Similar challenges are faced by international organizations that monitor relevant content in multiple languages, whether they operate in an inherently multilingual field or deal with trade and business across borders and between continents. The difficulty lies in harmonizing content across these linguistic landscapes, especially considering that not everyone has immediate access to a multilingual expert. Particularly not one who can process tens or even thousands of content pieces in mere minutes.

Ontotext

Linking entities in text to knowledge bases

A necessary step in analyzing multilingual content is linking mentions of entities in text (general concepts or named entities) in different languages to a common knowledge base. The ideal knowledge base would comprise broad information, be dynamically updated on a regular basis, and be multilingual. According to recent publications for entity linking, Wikipedia and Wikidata are among the most popular ones. Since they meet our requirements, we’ve chosen them as our primary target knowledge base.

Wikidata is the biggest public knowledge graph, covering over 100 million entities. Wikidata entities are connected to Wikipedia articles, where such exist (Wikipedia has about 7 million articles). We have experimented with different models that enable linking to Wikidata. We have evaluated their performance on several datasets to select the best suited for multilingual content.

How does multilingual entity linking work?

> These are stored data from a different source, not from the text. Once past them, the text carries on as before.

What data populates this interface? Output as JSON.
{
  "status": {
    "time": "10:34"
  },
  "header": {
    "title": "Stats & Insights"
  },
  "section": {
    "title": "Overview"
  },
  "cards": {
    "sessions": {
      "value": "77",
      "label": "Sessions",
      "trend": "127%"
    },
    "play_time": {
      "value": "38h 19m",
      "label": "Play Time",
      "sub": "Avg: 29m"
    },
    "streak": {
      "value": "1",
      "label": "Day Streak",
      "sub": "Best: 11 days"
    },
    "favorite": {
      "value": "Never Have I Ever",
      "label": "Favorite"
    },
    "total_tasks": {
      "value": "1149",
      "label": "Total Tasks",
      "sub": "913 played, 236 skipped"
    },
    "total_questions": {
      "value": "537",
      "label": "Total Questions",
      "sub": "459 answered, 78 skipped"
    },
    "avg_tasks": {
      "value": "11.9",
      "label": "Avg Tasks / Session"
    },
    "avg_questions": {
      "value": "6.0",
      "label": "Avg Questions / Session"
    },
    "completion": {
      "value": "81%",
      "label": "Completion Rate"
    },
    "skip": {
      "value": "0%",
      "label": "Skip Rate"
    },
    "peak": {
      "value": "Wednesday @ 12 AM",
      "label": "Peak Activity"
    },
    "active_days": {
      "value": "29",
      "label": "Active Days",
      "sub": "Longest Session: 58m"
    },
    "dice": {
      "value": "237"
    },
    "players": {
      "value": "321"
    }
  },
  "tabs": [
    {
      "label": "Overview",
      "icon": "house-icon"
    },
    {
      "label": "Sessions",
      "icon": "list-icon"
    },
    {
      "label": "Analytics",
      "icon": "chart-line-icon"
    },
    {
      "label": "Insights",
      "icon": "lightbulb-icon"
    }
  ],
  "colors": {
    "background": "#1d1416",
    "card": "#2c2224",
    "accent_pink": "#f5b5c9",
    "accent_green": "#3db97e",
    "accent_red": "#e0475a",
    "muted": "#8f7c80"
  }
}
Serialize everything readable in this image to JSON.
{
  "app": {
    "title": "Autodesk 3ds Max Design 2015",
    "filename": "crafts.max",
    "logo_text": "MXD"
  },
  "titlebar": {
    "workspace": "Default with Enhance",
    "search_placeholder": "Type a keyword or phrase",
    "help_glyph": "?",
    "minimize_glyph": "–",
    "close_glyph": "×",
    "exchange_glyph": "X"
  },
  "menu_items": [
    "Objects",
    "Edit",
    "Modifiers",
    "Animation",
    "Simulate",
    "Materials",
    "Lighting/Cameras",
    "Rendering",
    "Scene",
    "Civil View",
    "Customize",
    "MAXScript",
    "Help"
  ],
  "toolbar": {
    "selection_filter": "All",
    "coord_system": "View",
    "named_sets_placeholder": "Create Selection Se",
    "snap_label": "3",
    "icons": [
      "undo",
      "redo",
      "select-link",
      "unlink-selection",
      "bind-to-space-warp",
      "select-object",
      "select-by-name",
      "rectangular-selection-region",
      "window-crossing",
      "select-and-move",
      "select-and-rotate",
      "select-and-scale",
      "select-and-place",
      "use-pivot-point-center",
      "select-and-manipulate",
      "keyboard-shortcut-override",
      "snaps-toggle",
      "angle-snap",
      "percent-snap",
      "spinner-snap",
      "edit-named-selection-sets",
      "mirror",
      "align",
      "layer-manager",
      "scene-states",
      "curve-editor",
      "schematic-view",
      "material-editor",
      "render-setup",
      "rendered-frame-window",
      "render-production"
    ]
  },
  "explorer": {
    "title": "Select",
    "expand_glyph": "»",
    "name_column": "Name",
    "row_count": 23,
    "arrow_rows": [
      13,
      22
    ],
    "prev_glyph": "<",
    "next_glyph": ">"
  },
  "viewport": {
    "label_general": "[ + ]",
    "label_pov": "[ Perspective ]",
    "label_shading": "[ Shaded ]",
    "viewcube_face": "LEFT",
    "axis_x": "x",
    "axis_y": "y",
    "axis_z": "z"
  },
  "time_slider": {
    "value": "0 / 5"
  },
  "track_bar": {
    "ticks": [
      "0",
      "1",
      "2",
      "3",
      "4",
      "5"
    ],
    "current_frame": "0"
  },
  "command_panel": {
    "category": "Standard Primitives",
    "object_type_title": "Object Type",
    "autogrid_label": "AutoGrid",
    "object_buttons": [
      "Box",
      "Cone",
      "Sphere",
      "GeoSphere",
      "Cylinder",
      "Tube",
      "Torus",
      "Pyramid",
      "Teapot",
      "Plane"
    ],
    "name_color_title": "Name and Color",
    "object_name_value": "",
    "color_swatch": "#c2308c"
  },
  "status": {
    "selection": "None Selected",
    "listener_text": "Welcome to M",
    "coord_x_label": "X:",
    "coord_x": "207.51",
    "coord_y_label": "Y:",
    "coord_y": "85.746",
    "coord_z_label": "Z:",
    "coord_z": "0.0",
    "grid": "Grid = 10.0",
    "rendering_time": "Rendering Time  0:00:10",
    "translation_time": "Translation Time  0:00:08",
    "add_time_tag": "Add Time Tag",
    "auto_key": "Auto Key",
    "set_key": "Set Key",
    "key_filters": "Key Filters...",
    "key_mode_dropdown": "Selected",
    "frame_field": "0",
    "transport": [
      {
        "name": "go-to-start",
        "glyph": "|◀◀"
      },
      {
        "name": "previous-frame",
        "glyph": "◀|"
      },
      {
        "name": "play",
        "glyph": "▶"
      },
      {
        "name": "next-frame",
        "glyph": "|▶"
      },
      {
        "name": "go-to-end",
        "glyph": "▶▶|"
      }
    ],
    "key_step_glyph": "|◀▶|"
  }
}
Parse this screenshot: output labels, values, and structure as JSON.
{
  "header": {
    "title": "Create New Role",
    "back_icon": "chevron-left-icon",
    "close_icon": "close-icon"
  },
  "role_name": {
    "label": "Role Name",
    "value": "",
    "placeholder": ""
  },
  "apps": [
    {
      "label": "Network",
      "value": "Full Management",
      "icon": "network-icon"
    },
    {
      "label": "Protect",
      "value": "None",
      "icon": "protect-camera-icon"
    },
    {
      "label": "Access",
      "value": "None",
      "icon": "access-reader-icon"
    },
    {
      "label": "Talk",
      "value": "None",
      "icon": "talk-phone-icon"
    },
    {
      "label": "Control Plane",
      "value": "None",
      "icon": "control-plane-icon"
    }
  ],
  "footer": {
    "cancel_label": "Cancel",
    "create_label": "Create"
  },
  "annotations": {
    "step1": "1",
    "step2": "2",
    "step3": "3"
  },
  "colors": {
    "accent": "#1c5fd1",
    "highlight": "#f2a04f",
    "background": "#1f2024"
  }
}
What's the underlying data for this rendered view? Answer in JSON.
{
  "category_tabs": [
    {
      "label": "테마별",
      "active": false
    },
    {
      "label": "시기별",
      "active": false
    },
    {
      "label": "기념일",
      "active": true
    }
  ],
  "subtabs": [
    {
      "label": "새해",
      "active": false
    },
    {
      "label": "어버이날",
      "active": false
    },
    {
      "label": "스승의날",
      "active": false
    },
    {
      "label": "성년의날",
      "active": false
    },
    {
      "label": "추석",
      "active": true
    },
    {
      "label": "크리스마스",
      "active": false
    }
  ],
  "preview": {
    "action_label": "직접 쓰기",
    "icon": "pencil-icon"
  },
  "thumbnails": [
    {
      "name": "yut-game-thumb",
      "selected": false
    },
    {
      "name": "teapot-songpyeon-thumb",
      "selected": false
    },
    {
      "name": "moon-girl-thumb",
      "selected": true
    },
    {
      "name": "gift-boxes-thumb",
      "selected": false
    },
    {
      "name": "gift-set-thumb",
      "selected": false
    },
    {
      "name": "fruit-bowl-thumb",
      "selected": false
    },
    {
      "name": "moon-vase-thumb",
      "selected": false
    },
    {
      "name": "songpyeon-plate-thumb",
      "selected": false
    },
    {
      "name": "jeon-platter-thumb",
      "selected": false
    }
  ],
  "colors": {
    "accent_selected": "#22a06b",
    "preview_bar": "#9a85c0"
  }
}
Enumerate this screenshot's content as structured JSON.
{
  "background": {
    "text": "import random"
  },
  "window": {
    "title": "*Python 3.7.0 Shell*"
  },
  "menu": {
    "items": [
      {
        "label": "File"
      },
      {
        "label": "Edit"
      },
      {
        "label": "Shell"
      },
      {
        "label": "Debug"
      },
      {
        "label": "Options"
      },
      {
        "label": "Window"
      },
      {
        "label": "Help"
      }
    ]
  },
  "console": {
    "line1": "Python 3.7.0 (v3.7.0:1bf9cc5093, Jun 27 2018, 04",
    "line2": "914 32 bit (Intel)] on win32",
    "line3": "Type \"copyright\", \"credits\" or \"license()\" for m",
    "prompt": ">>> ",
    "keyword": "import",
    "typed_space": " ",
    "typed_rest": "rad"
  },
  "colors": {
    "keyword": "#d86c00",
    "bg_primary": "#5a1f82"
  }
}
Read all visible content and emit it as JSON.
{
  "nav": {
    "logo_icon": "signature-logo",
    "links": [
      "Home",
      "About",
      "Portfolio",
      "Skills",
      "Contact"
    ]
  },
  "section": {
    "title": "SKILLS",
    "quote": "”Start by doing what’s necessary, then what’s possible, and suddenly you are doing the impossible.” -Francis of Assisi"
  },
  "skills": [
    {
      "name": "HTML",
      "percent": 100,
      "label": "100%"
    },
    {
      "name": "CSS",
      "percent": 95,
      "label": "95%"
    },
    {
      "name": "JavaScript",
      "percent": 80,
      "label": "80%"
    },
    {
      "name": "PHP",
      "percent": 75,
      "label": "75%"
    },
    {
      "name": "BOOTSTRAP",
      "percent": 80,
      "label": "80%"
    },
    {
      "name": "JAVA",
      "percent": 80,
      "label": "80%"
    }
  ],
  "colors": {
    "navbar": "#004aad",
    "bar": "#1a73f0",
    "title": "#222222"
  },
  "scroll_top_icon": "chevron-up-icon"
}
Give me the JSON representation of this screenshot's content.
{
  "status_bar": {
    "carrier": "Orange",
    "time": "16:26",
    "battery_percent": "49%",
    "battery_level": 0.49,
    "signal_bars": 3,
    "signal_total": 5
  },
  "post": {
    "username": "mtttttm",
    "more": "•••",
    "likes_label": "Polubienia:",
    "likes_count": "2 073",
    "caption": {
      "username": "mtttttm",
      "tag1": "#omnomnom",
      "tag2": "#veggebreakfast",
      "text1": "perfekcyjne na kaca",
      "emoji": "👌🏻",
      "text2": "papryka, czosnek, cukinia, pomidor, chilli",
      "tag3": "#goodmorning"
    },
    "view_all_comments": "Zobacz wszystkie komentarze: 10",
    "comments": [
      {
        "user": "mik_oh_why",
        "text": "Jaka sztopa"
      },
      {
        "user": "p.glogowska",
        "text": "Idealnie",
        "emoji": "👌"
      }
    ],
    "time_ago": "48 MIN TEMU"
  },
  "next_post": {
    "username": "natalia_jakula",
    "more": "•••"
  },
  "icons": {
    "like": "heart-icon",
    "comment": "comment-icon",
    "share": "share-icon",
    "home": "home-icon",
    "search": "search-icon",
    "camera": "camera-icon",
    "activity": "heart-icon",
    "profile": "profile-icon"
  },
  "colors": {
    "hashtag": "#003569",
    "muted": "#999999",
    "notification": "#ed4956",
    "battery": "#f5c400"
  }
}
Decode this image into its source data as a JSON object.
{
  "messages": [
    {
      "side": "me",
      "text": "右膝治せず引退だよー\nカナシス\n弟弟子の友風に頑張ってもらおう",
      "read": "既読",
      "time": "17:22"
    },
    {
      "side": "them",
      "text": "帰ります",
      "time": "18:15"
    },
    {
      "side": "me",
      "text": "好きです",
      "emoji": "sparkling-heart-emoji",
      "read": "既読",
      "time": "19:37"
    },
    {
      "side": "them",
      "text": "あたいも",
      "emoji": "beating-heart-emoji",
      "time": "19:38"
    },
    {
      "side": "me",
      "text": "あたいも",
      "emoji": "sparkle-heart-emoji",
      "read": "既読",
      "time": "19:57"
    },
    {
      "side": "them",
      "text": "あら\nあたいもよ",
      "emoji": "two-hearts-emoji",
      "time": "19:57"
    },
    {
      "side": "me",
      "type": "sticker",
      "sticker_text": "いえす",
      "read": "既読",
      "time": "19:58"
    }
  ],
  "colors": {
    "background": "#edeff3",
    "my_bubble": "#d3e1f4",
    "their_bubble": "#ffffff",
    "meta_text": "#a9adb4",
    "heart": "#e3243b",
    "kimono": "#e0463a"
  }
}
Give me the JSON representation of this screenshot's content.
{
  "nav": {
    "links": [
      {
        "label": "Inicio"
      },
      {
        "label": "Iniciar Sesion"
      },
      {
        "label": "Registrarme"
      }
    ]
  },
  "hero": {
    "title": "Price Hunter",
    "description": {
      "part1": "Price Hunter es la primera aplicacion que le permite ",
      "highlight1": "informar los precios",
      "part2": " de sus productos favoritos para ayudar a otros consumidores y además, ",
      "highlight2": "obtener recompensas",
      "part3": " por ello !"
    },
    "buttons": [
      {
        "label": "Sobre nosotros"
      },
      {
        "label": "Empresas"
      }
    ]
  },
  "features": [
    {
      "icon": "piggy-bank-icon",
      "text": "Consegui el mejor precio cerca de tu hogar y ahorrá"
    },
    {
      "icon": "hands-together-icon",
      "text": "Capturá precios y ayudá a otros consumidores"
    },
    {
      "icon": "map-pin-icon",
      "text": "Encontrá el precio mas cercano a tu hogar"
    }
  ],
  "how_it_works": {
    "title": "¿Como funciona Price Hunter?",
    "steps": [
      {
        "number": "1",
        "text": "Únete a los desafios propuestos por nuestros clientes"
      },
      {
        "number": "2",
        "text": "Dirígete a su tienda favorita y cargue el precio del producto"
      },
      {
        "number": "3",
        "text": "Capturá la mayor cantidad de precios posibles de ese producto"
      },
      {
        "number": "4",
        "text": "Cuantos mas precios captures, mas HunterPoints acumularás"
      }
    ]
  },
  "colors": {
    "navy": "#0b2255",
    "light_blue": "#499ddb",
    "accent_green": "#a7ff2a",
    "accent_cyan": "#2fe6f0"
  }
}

A multilingual entity linking (MEL) model is a natural language processing (NLP) system designed to detect, disambiguate, and link named entities mentioned in text to a common knowledge base across different languages. Entities in this context can be specific objects such as people, organizations, locations, dates, as well as general concepts, such as “global warming”.

Ontotext

Connecting words across different languages, however, is no easy feat. Take the example of the “World Health Organization (WHO)”. In German it is “Weltgesundheitsorganisation”, in Italian – “Organizzazione Mondiale della Sanità”, in Polish – “Światowa Organizacja Zdrowia”. MEL overcomes this hurdle by connecting all transcriptions to the respective Wikidata entity – World Health Organisation.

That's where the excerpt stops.